STORY / GAMEPLAY In this multi-scrolling platform game, a mad scientist called Fransz Dandruff has created a machine that can draw for him the life energy of every living thing, thus extending his own life infinitely. To provide this energy, Dandruff kidnaps Pearly, a beauty queen from Dewdropland. Her boyfriend Flimbo sets off to save her. You control Flimbo through seven distinct levels, collecting scrolls for the wizard Dazz Bazian, to help him create a spell that will send Flimbo to the next level. The levels are free to roam and some exploration is necessary to find the scrolls from enemies dotted around the lair, as well as to reveal other secrets, such as banks and various power-ups. The power-ups can be bought in Dazz's shops, along with individual letters or complete passwords. The game is pretty tough at times but yet it's not frustratingly difficult to play. But, the player must have in mind that Flimbo cannot duck, so he must be careful of the multiple platforms that an enemy strolls and can easily hit Flimbo in the head and kill him. Also there is no energy bar here. If an enemy touches Flimbo, it's an instant loss of a life. Apart from its toughness, Flimbo's Quest is among the most decent platforms games developed for the 16bit home computers.
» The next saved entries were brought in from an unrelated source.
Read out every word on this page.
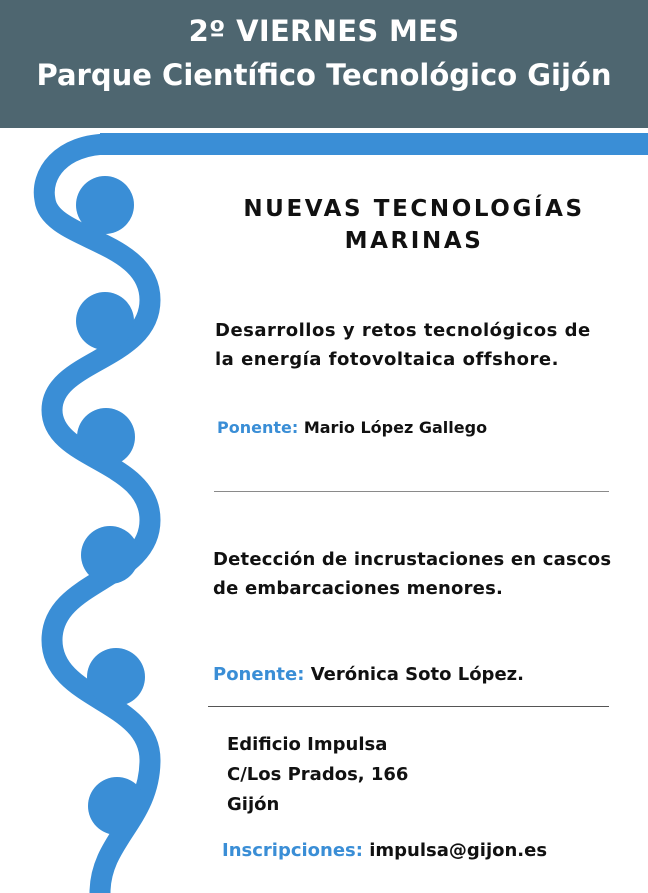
2º VIERNES MES
Parque Científico Tecnológico Gijón
NUEVAS TECNOLOGÍAS
MARINAS
Desarrollos y retos tecnológicos de
la energía fotovoltaica offshore.
Ponente: Mario López Gallego
Detección de incrustaciones en cascos
de embarcaciones menores.
Ponente: Verónica Soto López.
Edificio Impulsa
C/Los Prados, 166
Gijón
Inscripciones: impulsa@gijon.es
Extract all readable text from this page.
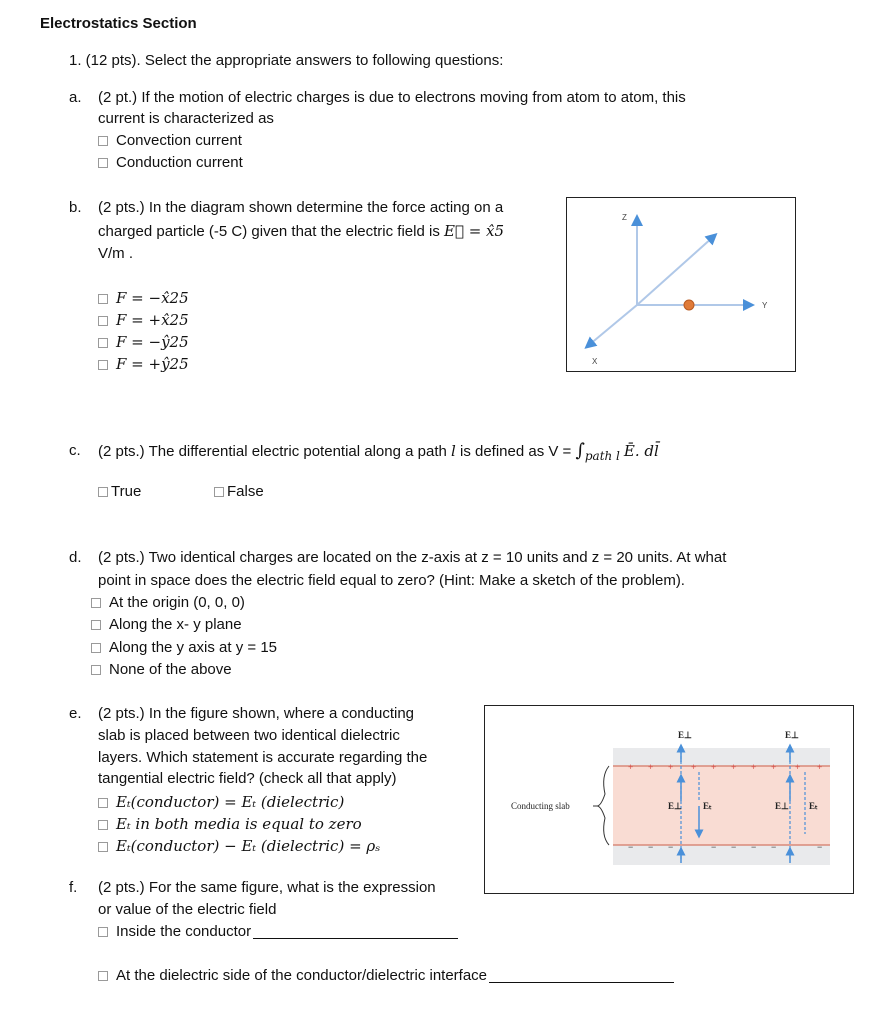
Electrostatics Section
1. (12 pts). Select the appropriate answers to following questions:
a. (2 pt.) If the motion of electric charges is due to electrons moving from atom to atom, this
current is characterized as
Convection current
Conduction current
b. (2 pts.) In the diagram shown determine the force acting on a
charged particle (-5 C) given that the electric field is E⃗ = x̂5
V/m .
F = −x̂25
F = +x̂25
F = −ŷ25
F = +ŷ25
Z
Y
X
c. (2 pts.) The differential electric potential along a path l is defined as $V = \int_{path l}$ Ē. dl̄
True	False
d. (2 pts.) Two identical charges are located on the z-axis at z = 10 units and z = 20 units. At what
point in space does the electric field equal to zero? (Hint: Make a sketch of the problem).
At the origin (0, 0, 0)
Along the x- y plane
Along the y axis at y = 15
None of the above
e. (2 pts.) In the figure shown, where a conducting
slab is placed between two identical dielectric
layers. Which statement is accurate regarding the
tangential electric field? (check all that apply)
Eₜ(conductor) = Eₜ (dielectric)
Eₜ in both media is equal to zero
Eₜ(conductor) − Eₜ (dielectric) = ρₛ
Conducting slab
+ + + + + + + + + +
− − −	− − − −	−
E⊥
E⊥ Eₜ
E⊥
E⊥ Eₜ
f. (2 pts.) For the same figure, what is the expression
or value of the electric field
Inside the conductor
At the dielectric side of the conductor/dielectric interface
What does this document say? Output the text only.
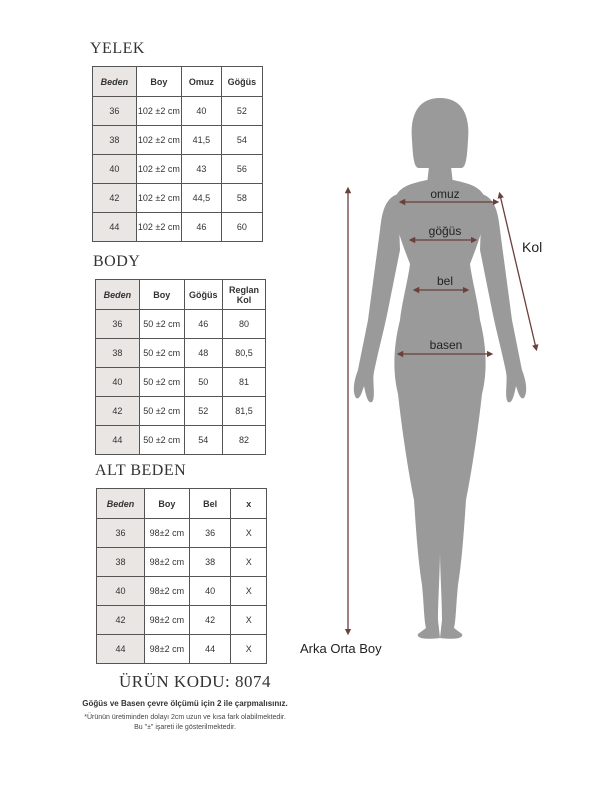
YELEK
Beden	Boy	Omuz	Göğüs
36	102 ±2 cm	40	52
38	102 ±2 cm	41,5	54
40	102 ±2 cm	43	56
42	102 ±2 cm	44,5	58
44	102 ±2 cm	46	60
BODY
Beden	Boy	Göğüs	Reglan Kol
36	50 ±2 cm	46	80
38	50 ±2 cm	48	80,5
40	50 ±2 cm	50	81
42	50 ±2 cm	52	81,5
44	50 ±2 cm	54	82
ALT BEDEN
Beden	Boy	Bel	x
36	98±2 cm	36	X
38	98±2 cm	38	X
40	98±2 cm	40	X
42	98±2 cm	42	X
44	98±2 cm	44	X
ÜRÜN KODU: 8074
Göğüs ve Basen çevre ölçümü için 2 ile çarpmalısınız.
*Ürünün üretiminden dolayı 2cm uzun ve kısa fark olabilmektedir.
Bu "±" işareti ile gösterilmektedir.
omuz
göğüs
bel
basen
Kol
Arka Orta Boy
GRAPHICS / SOUND The Atari ST version offers nice and colorful graphics (16 colors for the main gameplay area and a few more for the panel at the bottom). The scrolling suffers a bit but in an acceptable level while the sprites are nicely animated. The backgrounds are detailed and move nicely enough using a few levels of parallax scrolling. On the downside (and this stands for the Amiga version as well), the foreground scenery is at times almost identical to the background parallax, making it difficult to avoid the attacking enemies! The Atari ST version features a cool intro music and some nicely composed in-game tunes, along with a bunch of decent sound effects (though they are not sampled compared to the rival Amiga version). Overall, I really like this game and for the ST standards, it looks and plays like charm.
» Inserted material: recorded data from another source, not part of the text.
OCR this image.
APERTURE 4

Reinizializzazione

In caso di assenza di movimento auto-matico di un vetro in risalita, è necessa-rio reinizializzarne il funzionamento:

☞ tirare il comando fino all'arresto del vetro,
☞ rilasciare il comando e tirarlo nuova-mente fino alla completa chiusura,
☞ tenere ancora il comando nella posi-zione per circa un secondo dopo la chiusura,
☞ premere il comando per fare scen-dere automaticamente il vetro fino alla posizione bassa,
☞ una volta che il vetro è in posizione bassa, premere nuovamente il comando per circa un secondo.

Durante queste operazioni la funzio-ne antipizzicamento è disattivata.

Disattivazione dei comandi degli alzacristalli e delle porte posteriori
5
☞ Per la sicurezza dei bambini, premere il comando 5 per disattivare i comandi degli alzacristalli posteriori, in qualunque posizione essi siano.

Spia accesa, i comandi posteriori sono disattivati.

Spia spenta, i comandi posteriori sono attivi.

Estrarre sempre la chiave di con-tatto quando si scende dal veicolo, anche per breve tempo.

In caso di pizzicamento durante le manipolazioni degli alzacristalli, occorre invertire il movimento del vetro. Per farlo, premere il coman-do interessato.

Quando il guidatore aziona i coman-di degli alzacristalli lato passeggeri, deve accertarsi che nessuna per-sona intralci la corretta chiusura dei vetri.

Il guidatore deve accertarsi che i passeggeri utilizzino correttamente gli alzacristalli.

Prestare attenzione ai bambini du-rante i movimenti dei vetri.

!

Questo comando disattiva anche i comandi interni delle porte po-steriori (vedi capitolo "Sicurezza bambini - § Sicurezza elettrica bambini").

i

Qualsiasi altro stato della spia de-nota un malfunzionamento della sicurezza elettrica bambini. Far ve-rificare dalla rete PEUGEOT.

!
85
CPU: Motorola 68000 16/32bit at 8mhz. 16 bit data bus/32 bit internal/24-bit address bus. MEMORY: RAM 512KB (1MB for the 1040ST models) / ROM 192KB GRAPHICS: Digital-to-Analog Converter of 3-bits, eight levels per RGB channel, featuring a 9-bit RGB palette (512 colors), 320x200 (16 color), 640x200 (4 color), 640x400 (monochrome). With special programming techniques could display 512 colors on screen in static images. SOUND: Yamaha YM2149F PSG "Programmable Sound Generator" chip provided 3-voice sound synthesis, plus 1-voice white noise mono PSG. It also has two MIDI ports, and support mixed YM2149 sfx and MIDI music in gaming (there are several games supported this).